When we come back, Jeremy is setting up the tape for the teaser again. "Let's call it take five," says Jeremy, like this is the Dave Brubeck Quartet all of a sudden. "'Let's call it take five'?" says Dan. "What is it really?" "We're up in the thirties now," says Jeremy. Danny does the teaser again and this time he nails "Yevgeny." "I did it!" says Dan and he bumps fists with Jeremy, who then says, "Let's roll tape." "What?" says Dan, who is distressed to learn that they weren't rolling, that Jeremy only pretended to hit "record" because Isaac doesn't like to waste tape. "Dry run, dry run!" says Jeremy encouragingly and waves Danny back to the microphone, but you can tell Dan's going to flub it because he seems mighty nervous. Besides, this time when he does the teaser he sounds like he's on some kind of cocaine high. He can't even say "Yevgeny" or "Yegevny" or anything this time. "I'm out of here," says Dan, muttering he has to see someone. Jeremy says Bubba Smith and Chipper Jones would work fine on the teaser, then realizes he's all by himself and decides to record himself singing over top of old Frank Sinatra songs. Don't laugh. I've done that.
Casey strolls into Isaac's office and plunks his ass down on Isaac's desk and says he has a problem. "Imagine my surprise!" says Isaac. Casey explains that some years ago Shane McArnold gave him an interview when Casey needed a break. "So far I'm not at all interested," says Isaac, maintaining his perfect balance of compassion and cantankerism. "He was my Close-Up interview this morning," says Casey. "How'd he do?" asks Isaac.
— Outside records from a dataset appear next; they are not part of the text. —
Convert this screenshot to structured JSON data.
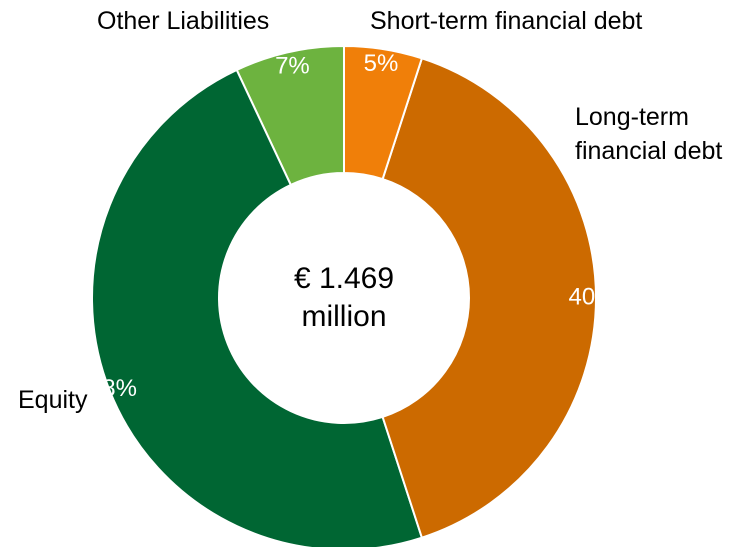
{
  "chart_data": {
    "type": "donut",
    "categories": [
      "Short-term financial debt",
      "Long-term financial debt",
      "Equity",
      "Other Liabilities"
    ],
    "values": [
      5,
      40,
      48,
      7
    ],
    "value_labels": [
      "5%",
      "40%",
      "48%",
      "7%"
    ],
    "colors": [
      "#f07f09",
      "#cc6a00",
      "#006633",
      "#6db33f"
    ],
    "center_label": [
      "€ 1.469",
      "million"
    ]
  }
}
Casey says it went great, that they got feet and feet of footage, but there was this one small part where it might be possibly to interpret Shane's remarks that he's implying he doesn't like New York. "How?" says Isaac. "By saying he doesn't like New York," says Casey. "Wow," says Isaac, "he's screwed," and "wow" again. Casey asks him how he feels about Casey editing out that section. "Well, since it's news and it's good television, I wouldn't feel very good about it." At this point, Dana comes into the office, but Casey doesn't see her. "How do you think Dana would feel about it?" says Isaac, all Machiavellian setting up Casey. "Ah, who knows with Dana," says Casey. "One day she's up, another day she's down. That girl's nuttier than a squirrel's cheeks in October. The point is, she's standing right behind me, right?" Dana flips out that Casey went over her head. "I can explain this," says Casey. "How?" says Dana. "I went over your head." Sigh. Dana also turns on Isaac: "And you just sat there?" "It's my desk," protests Isaac. Dana orders Casey outside. "Good talking to ya, Case!" says Isaac, cracking me up as Dana shoves Casey out the door.